How severe the shortage is depends on who you talk to. Illinois schools employed more teachers in 2021 than it had at any point over the past decade while student enrollment declined over the same period.
According to Illinois Policy Institute, nearly 410,000 students were enrolled in Chicago Public Schools at the beginning of the 2009-2010 school year. This fall, about 322,000 students remained, a loss of over 87,000 students. Despite the decline in the number of enrolled students, the school district's demands on taxpayers increased 55% during that time.

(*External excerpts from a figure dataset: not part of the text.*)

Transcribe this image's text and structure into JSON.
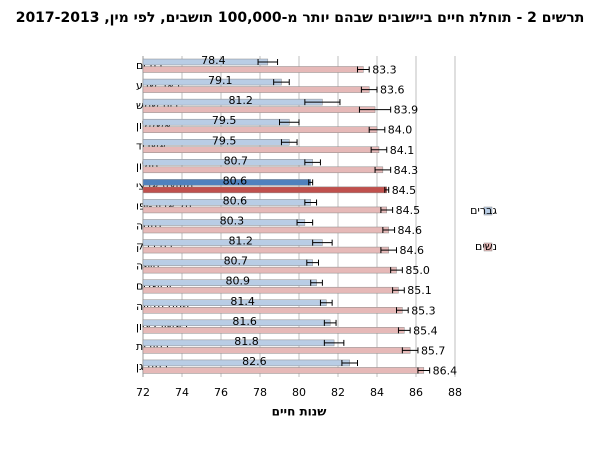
{
  "chart_data": {
    "type": "hbar_error",
    "title": "תרשים 2 - תוחלת חיים ביישובים שבהם יותר מ-100,000 תושבים, לפי מין, 2017-2013",
    "x_label": "שנות חיים",
    "categories": [
      "בת ים",
      "באר שבע",
      "בית שמש",
      "אשקלון",
      "אשדוד",
      "חולון",
      "ממוצע ארצי",
      "תל אביב-יפו",
      "נתניה",
      "בני ברק",
      "חיפה",
      "ירושלים",
      "פתח תקווה",
      "ראשון לציון",
      "רחובות",
      "רמת גן"
    ],
    "series": [
      {
        "name": "גברים",
        "color": "#b9cde5",
        "colors": [
          "#b9cde5",
          "#b9cde5",
          "#b9cde5",
          "#b9cde5",
          "#b9cde5",
          "#b9cde5",
          "#4f81bd",
          "#b9cde5",
          "#b9cde5",
          "#b9cde5",
          "#b9cde5",
          "#b9cde5",
          "#b9cde5",
          "#b9cde5",
          "#b9cde5",
          "#b9cde5"
        ],
        "values": [
          78.4,
          79.1,
          81.2,
          79.5,
          79.5,
          80.7,
          80.6,
          80.6,
          80.3,
          81.2,
          80.7,
          80.9,
          81.4,
          81.6,
          81.8,
          82.6
        ],
        "value_labels": [
          "78.4",
          "79.1",
          "81.2",
          "79.5",
          "79.5",
          "80.7",
          "80.6",
          "80.6",
          "80.3",
          "81.2",
          "80.7",
          "80.9",
          "81.4",
          "81.6",
          "81.8",
          "82.6"
        ],
        "errors": [
          0.5,
          0.4,
          0.9,
          0.5,
          0.4,
          0.4,
          0.1,
          0.3,
          0.4,
          0.5,
          0.3,
          0.3,
          0.3,
          0.3,
          0.5,
          0.4
        ]
      },
      {
        "name": "נשים",
        "color": "#e6b9b8",
        "colors": [
          "#e6b9b8",
          "#e6b9b8",
          "#e6b9b8",
          "#e6b9b8",
          "#e6b9b8",
          "#e6b9b8",
          "#c0504d",
          "#e6b9b8",
          "#e6b9b8",
          "#e6b9b8",
          "#e6b9b8",
          "#e6b9b8",
          "#e6b9b8",
          "#e6b9b8",
          "#e6b9b8",
          "#e6b9b8"
        ],
        "values": [
          83.3,
          83.6,
          83.9,
          84.0,
          84.1,
          84.3,
          84.5,
          84.5,
          84.6,
          84.6,
          85.0,
          85.1,
          85.3,
          85.4,
          85.7,
          86.4
        ],
        "value_labels": [
          "83.3",
          "83.6",
          "83.9",
          "84.0",
          "84.1",
          "84.3",
          "84.5",
          "84.5",
          "84.6",
          "84.6",
          "85.0",
          "85.1",
          "85.3",
          "85.4",
          "85.7",
          "86.4"
        ],
        "errors": [
          0.3,
          0.4,
          0.8,
          0.4,
          0.4,
          0.4,
          0.1,
          0.3,
          0.3,
          0.4,
          0.3,
          0.3,
          0.3,
          0.3,
          0.4,
          0.3
        ]
      }
    ],
    "xlim": [
      72,
      88
    ],
    "xticks": [
      72,
      74,
      76,
      78,
      80,
      82,
      84,
      86,
      88
    ],
    "grid": true,
    "legend": "right"
  }
}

And the most recent report from the Illinois State Board of Education on teacher supply and demand found that 99% of teaching positions were filled in 2020 and that vacancy rates were highest for bilingual and special education teachers. Even in those more-difficult-to-fill positions, the vacancy rates remained below 3% in 2018, 2019 and 2020, The Center Square previously reported.
Gov. J.B. Pritzker signed several measures into law last year to address what he said was a teacher shortage, including cutting fees and making it easier to qualify to teach.
“I want you to know that we are continuing to find new ways to bring more help into our classrooms so that all students can get the education that they deserve,” Pritzker said while signing the bills last April.
The IARSS survey showed a number of school districts reported less than half of the applicants they receive for their open positions are actually qualified for that position. For about one-fifth of schools seeking to fill non-licensed staff and paraprofessional roles, less than half of their applicants would be qualified for those positions.
Klaisner said his group would like to see more funding for districts to further incentivize teachers to get more endorsements and compensation for high-need subjects and positions.
“We cannot lose sight that the work we do today to again make education the attractive, rewarding career as we know it to be is critical to providing the best education possible for every child, from Rockford to Cairo,” said Klaisner.